ベトナム全盛期の前兆、テイクオフして10年後が楽しみ

 「貴社は中国繊維・アパレルレポートを出されていますが、ベトナム版の予定はありますか」
 「ベトナムと中国の投資やビジネス、雇用環境の比較で、中国でセミナーをやってください」
 「ベトナムに製造機能を移転し、中国市場向け出荷するビジネスモデルについてお聞かせください」
 「在中日本人駐在員がベトナム駐在に転勤しますが、現地サポートできる業者をご紹介いただけませんか」・・・

 最近このような問い合わせがどんどん増えている。しかも在中日系企業からのダイレクト照会である。当社の顧客企業は日系大手が多く根こそぎのベトナム移転は少なく、一部の製造機能のベトナムシフトがほとんどだ。いわゆる戦略拠点の再構築である。

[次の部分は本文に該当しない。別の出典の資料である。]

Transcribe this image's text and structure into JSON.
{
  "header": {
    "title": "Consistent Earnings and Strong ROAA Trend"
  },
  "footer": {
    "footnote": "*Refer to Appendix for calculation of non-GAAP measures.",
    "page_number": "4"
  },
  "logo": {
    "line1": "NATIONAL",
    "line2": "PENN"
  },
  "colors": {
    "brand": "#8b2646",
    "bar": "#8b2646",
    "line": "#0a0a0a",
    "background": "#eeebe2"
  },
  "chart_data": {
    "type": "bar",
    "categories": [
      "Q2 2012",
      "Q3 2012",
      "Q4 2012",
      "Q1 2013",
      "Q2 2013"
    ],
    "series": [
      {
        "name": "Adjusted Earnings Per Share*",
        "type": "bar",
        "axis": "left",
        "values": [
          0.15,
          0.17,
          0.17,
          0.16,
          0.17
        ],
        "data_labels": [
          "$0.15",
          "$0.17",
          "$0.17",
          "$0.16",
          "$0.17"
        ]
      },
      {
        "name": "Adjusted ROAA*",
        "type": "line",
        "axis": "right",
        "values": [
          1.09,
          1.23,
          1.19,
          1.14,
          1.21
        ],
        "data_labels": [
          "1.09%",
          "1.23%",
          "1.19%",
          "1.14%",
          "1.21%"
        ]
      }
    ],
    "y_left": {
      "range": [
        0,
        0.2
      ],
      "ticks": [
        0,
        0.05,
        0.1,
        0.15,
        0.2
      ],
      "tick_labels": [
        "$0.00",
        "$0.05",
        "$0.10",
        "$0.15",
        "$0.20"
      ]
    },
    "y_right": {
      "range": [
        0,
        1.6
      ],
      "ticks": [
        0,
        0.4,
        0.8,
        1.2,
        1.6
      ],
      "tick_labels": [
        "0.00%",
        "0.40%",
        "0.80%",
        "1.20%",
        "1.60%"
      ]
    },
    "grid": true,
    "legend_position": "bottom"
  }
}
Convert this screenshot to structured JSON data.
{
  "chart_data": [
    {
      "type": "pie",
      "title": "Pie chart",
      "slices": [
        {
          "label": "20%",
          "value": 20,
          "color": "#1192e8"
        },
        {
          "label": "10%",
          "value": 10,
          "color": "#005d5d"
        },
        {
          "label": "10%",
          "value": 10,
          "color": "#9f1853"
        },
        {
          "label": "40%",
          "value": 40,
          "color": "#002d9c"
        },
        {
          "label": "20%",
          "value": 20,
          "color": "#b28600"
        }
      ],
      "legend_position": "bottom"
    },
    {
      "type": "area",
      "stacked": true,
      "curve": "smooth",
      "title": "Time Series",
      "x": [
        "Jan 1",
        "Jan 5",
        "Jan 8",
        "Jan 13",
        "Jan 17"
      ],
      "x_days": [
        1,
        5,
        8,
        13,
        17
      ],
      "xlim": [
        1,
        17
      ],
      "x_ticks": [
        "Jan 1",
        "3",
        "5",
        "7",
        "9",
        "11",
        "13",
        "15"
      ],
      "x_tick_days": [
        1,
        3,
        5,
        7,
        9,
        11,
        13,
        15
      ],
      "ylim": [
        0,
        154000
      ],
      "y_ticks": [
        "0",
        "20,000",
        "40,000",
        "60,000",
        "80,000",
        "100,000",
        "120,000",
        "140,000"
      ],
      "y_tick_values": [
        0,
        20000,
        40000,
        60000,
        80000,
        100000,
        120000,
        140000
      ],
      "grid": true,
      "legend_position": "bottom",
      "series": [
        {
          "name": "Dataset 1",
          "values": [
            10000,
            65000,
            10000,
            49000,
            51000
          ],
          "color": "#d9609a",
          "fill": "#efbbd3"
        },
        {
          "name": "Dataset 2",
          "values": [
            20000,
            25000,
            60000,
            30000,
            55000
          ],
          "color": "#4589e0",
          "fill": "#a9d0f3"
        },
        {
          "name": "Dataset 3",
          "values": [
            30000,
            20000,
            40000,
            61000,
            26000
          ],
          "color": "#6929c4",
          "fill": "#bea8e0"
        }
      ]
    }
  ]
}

 4日前の米ウォール・ストリート・ジャーナル紙(WSJ)は、中国の後退とTPP施行により、今後ベトナムの経済発展が急加速すると予想し、特に衣料品などで「メイド・イン・ベトナム」が「メイド・イン・チャイナ」に取って代わる日も近いと指摘する。
 
 同紙のレポートによれば、ホーチミン市郊外の農村地帯がいま急速に、工業地帯に様変わりしつつあるという。そこに10以上の工業団地ができあがり、その約4割が衣料・繊維工場だ。ナイキの大型工場に加え、衣料品などにラベルやタグをつける業務を請け負う米大手エイブリィ・デニソン社などが巨大工場を建設し、ユニクロ製品のタグ付けなどを行っている。

 TPPの批准と施行後のベトナムを狙って、外資企業が続々と殺到している。

 米シンクタンク、ピーターソン国際経済研究所は、TPPで最大の恩恵を得るのは、関税撤廃によってアメリカ、日本などの巨大市場に積極的にアクセスできるようになるベトナムだと見ている。WSJは、ベトナムが今後、世界最速の経済成長を果たす可能性は十分にあるとしている。

 さらに経済と一体化した国際政治面においては、中国と対抗する二大陣営の構築を目指すべく、日米がベトナムを取り込む戦略を取るだろう。

 いろんな意味でベトナムはどんどん面白くなるだろうし、目が離せない。ただ中国の90年代後半のテイクオフから本格的なブーム到来までは10年以上かかったように、ベトナムが全盛期を迎えるのはおそらく2020年~2025年あたりではないかと予測する。

 まあ、私自身にしてみれば、ベトナムが最後の仕事にしてリタイヤするには都合がいいのかもしれない。あくまでも願望だが・・・。